Nicholas had suggested that Jonny call his adoptive great-grandparents Nana and Grandad, just like he did.

‘What’s all this about not going on long journeys, Nana?’ Nicholas asked.

‘It’s my heart, love. I’ve got this heart-valve problem. You know about it.’

‘Mitral stenosis,’ Grandad’s voice announced as he appeared in the kitchen doorway.

‘Aye, well. It means I’m at high risk of blood clots.’

‘Arterial thrombosis,’ added Grandad.

‘I know,’ said Nicholas.

‘And I used to take warfarin for it, but the GP says that can interact with my arthritis tablets, so he took me off it. Off the warfarin, you know. So I’m at high risk of blood clots.’

‘To the brain, causing a stroke,’ elaborated Grandad.

‘Hmm.’ Nicholas studied Jonny’s empty cereal packet. ‘You should have a chat with Liz, you know, Nana. Get a second opinion.’

‘Can I have some orange juice?’ Jonny asked.

‘Can I have some orange juice, please ?’ Nicholas reminded him. ‘I’ll get it,’ he added, addressing Nana.

He squeezed past Grandad in the doorway and took the orange juice from the fridge. When he had returned and poured Jonny a glass, he spoke again.

‘Fridge is looking a bit bare, Nana. Why don’t you let us do a bit of shopping for you while we’re here?’

‘All right, love. You can take the car. It needs a run out. I don’t know when it last had one, to be honest.’

‘Great. I’ll just get His Lordship dressed. Come on, sunshine. Let’s get cracking.’

Liz stirred while Nicholas was getting clothes for Jonny, who was in the bathroom.

‘You have a lie-in,’ Nicholas said, lying down next to her for a minute. ‘Give us a kiss.’

‘Mmm,’ Liz said, pulling up the blanket and sheet, and adding sleepily, ‘I wonder if we should buy your grandparents a duvet for Christmas.’

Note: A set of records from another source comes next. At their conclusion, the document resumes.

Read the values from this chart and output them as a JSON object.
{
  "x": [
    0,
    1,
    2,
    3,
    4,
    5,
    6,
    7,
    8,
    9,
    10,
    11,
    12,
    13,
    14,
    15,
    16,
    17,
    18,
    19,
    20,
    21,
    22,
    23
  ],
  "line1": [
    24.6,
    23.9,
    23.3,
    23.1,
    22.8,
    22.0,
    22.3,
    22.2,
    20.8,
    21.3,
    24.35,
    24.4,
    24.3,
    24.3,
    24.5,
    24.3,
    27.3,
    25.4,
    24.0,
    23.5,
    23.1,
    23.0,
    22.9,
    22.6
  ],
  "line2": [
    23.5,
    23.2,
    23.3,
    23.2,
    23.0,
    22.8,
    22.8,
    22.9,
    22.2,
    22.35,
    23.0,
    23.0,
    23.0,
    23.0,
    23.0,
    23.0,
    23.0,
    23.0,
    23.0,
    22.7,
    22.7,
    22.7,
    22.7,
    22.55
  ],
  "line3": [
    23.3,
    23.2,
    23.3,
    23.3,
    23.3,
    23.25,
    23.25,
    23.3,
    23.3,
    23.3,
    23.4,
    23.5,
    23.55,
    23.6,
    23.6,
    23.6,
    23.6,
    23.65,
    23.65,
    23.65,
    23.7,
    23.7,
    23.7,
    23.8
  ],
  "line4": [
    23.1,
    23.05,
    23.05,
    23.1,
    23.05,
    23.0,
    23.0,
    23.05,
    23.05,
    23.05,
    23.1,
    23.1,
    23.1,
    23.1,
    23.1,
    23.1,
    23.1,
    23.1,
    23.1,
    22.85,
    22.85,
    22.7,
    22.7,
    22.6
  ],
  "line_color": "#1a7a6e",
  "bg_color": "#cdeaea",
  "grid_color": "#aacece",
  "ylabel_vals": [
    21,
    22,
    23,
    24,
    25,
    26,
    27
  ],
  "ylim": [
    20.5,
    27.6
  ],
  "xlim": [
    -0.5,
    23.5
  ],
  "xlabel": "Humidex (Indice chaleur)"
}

Nicholas got Jonny ready and they headed downstairs. Nana had produced the car key. It was sitting on the kitchen table.

‘It ought to start all right,’ said Grandad. ‘There should be petrol in it.’

‘Don’t worry, Grandad.’

Nicholas took Jonny outside.

He unlocked the car and it was only at that point that he realised he didn’t have any kind of child seat. He wondered if it would be OK to go ahead without one. But very soon it became clear that this was a side issue.

The moment he opened the back door of the car and encouraged Jonny to get in, the boy refused.